Какое-то время казалось, что больной, очевидно, смирившись с положением, вполне сговорчив, однако это предположение развеял новый взрыв:
– Я же должен выбраться отсюда еще до вечера! У меня скоро важная конференция. Всего пять недель. – Но его голос заглушил приступ боли.
Аарон Карр смотрел на моментально исказившееся лицо, уже нимало не сомневаясь в верности своих выводов. Этот случай – не уникальный. За время исследований, проведенных в Беллинджеровском институте, Карр изучил более сотни историй болезни мужчин, которых до инфаркта довела вот эта самая безоглядная одержимость работой. Он наблюдал мужчин на ранней стадии их недуга, откровенно шедших к тому же концу, глухих ко всем предостережениям, безумно упорных в том, чтобы пожертвовать собой ради цели, которую никто из них даже не мог сформулировать. Они походили на религиозных фанатиков, ищущих какого-то таинственного откровения, одержимых настолько, что сам поиск извратил цель. И вот он, результат: руина, оставленная пронесшимся ураганом, сердце, истерзанное дикими вихрями бешено работающего мозга.
Мысленно Карр уже видел круглую физиономию Хармона Титера, его жирную угодливую улыбку, за которой тот пытался спрятать плотоядную алчность. Эти инфаркты на автотрассах были самыми сочными из плодов, особенно когда речь шла о крупном богатом бизнесмене, обеспеченном страховкой компании, который не станет спорить из-за пятисотдолларового вознаграждения за врачебный уход во время трехнедельной госпитализации. А при системе распределения пациентов Окружной мемориальной, смахивающей на лотерею, такие откупные были для Титера жирным кушем. Пусть его не было в больнице, но это был его день дежурства, что давало ему право собственности на этот случай. Не было в больнице врача, по самому складу характера меньше всех подходившего для проведения послеинфарктной реабилитации, хотя в то же время не было в ней и врача, который больше его горевал бы о потере пяти сотен вознаграждения.
Рагги уже стоял рядом, готовясь ввести гепарин. В бессознательном стремлении спасти то немногое, что было в его силах, Аарон Карр упреждающе выбросил руку, бросив распоряжение сестре:
– Возьмите мне четыре пробирки крови.
Не сдержавшись от нетерпения, он выхватил у нее из рук шприц и взял кровь сам, не замечая озадаченного взгляда Рагги.

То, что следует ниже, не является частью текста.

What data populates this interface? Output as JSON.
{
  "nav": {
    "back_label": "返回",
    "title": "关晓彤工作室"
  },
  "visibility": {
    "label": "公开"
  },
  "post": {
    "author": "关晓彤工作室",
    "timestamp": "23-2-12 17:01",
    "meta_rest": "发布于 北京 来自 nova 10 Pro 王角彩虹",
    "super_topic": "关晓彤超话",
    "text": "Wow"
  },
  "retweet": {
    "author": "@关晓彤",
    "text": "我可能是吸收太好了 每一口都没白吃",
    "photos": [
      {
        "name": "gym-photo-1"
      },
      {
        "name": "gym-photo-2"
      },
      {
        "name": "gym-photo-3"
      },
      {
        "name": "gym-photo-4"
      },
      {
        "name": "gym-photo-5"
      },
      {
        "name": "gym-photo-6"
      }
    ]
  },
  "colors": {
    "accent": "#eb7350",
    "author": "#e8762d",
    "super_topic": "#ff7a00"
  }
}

– А теперь гепарин, доктор Рагги.
Больной подал голос:
– Мистеру Краучу звонить будете?
– Да, прямо сейчас, – кивнул Карр и добавил: – Я сам этим займусь. Мы вас сейчас в постель уложим, мистер Уайлдер, я наведаюсь к вам через несколько минут.
Снаружи стоял телефон, но Карр прошел мимо него: ему нужна была лишняя минута-другая, чтобы настроиться и внутренне согласиться вот с чем: кого бы мистер Крауч ни избрал для своего сотрудника в качестве кардиолога, тот и в самом деле окажется высокоуважаемым специалистом.